11 Replies Latest reply on Jul 31, 2015 10:55 AM by tyoung@proskauer.com

    Critical Value Reached (Percent Loss) Triggering Falsely

    fdamstra

      Since upgrading from 11.5.0 to 11.5.2, our alert on packet loss has started triggering (and recovering, and triggering, and recovering, ad nauseum). The alert is using the "Critical Value Reached (Percent Loss)" and "Warning Value Reached (Percent Loss)" (aka SWQL E0.[PercentLossThreshold].[IsLevel2State]).

       

      The nodes are reporting 0% loss. There is nothing in the graph, and even in the trigger of the alert I send out ${Node.PercentLoss}, which is always showing 0%.

       

      I've opened ticket 821972 on Tuesday, but I think with the all the releases, support is very backed up, so the case hasn't even been started.

       

      Anybody using thresholds for alerting? Are you experiencing the same issues?

        • Re: Critical Value Reached (Percent Loss) Triggering Falsely
          glink

          I also noticed issues after upgrading to 11.5.2 with the "Critical Value Reached (Percent Loss)" alerts for CPU and Memory erroneously reporting.  In my case the alerts in question are not even monitoring packet loss but rather looking at CPU and Memory Thresholds however the results are the same.  I have since adjusted my alerts to only look at UP\Active Nodes and hard coded percentages instead of relying solely on the Critical Value % variable.  It is something that definitely needs looked into though as I never had this problem before the minor version upgrade from 11.5.1 to 11.5.2.

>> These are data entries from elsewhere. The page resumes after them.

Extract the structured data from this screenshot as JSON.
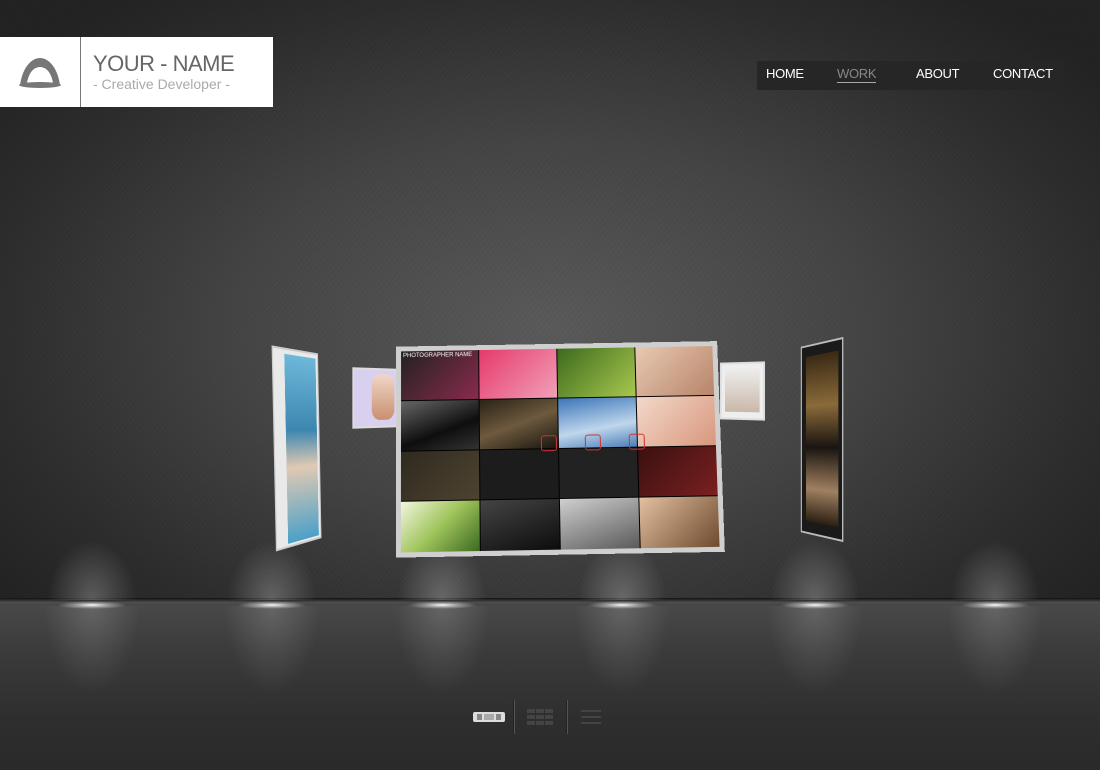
{
  "logo": {
    "name": "YOUR - NAME",
    "tagline": "- Creative Developer -",
    "icon": "eye-logo-icon"
  },
  "nav": {
    "items": [
      {
        "label": "HOME",
        "active": false
      },
      {
        "label": "WORK",
        "active": true
      },
      {
        "label": "ABOUT",
        "active": false
      },
      {
        "label": "CONTACT",
        "active": false
      }
    ]
  },
  "carousel": {
    "main_panel_heading": "PHOTOGRAPHER NAME",
    "colors": {
      "panel_border": "#cfcfcf"
    }
  },
  "view_controls": {
    "modes": [
      {
        "icon": "carousel-view-icon",
        "active": true
      },
      {
        "icon": "grid-view-icon",
        "active": false
      },
      {
        "icon": "list-view-icon",
        "active": false
      }
    ]
  },
  "colors": {
    "background": "#444444",
    "nav_background": "#262626",
    "nav_text": "#ffffff",
    "nav_active_text": "#888888",
    "logo_background": "#ffffff",
    "logo_text": "#666666"
  }
}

          • Re: Critical Value Reached (Percent Loss) Triggering Falsely
            humejo

            I recently observed this with my latest client and figured out what the problem is.  Definitely a bug.  When you create an Alert Condition using any of the Threshold choices the alerting engine is querying a threshold table that contains all types of Node thresholds including CPU, PercentLoss, Response Time, and Memory.  Then, when it goes to check the current value against the threshold value the SWQL query that the Web Alerting Engine Trigger Condition GUI is building isn't specifying the threshold type.  So in other words, if you create a CPU alert to trigger when the current CPULoad goes above the CPU Critical Threshold, it is alerting when a Node's current CPULoad is above any Critical Threshold set on that node.  If a Node with a Critical CPU threshold of 90% is currently at 70% CPULoad and has a PercentLoss Critical Threshold set at 50%, then the alert will trigger saying it is above its CPU Threshold of 50%.  To make things even more confusing, the Email action variables are resolving correctly, so if you have your alert message setup to display the current CPULoad percentage and the CPU Load Critical Threshold percent, you'll get a line like this in your email:  "Node SERVER1 has a Critical CPU Load of 70% which is over its Critical Threshold value of 90%".  What??  Umm, OK...

             

            To figure this out I used the "Show SWQL" option in the Trigger Condition, copied the SWQL into SWQL Studio and ran the query.  Then, I just added in a couple extra items in the SELECT statement to see what kind of info it was pulling and saw that the threshold it pulled was the PercentLoss threshold.  So a temporary fix for this would be to manually create the SWQL query and add an extra item in the WHERE clause saying that the Threshold Type must also be CPULoad, or whatever threshold type you are creating an alert for.  Hopefully they will fix this in the next release.  Sorry I'm not giving exact info or putting any examples in, but I'm on a computer that doesn't have access to an Orion install at the time.

             

            Thanks,


            Jordan Hume

            Field Systems Engineer

            Loop1 Systems, Inc.

            Specializing in SolarWinds Training and Consultation

            • Re: Critical Value Reached (Percent Loss) Triggering Falsely
              kasaff

              Just FYI, we should have this corrected in hot fix 1 for NPM 11.5.2.  It's due out in the next couple of weeks. 

              • Re: Critical Value Reached (Percent Loss) Triggering Falsely
                syncopix

                Something got broken in 11.5.2 so all alerts that trigger based on a threshold won't work as expected. As you've seen you'll get alerts when packet loss is 0% for example. Even if a node is of type "external" (e.g. no polling) you'll sometimes see it triggering an alert with negative packet loss reported.

                 

                For a workaround until the hotfix is released take a look at here: Re: NPM 11.5.2 RC1 is in the customer portal

                • Re: Critical Value Reached (Percent Loss) Triggering Falsely
                  tyoung@proskauer.com

                  Same issue,  11.5.2 and response time thresholds on Warning Value Reached and Critical Value Reached generate hundreds of invalid alarms all day long.  Case #838923, which I closed because I cannot devote time to troubleshooting a simple monitoring concept.  I don't have any fix.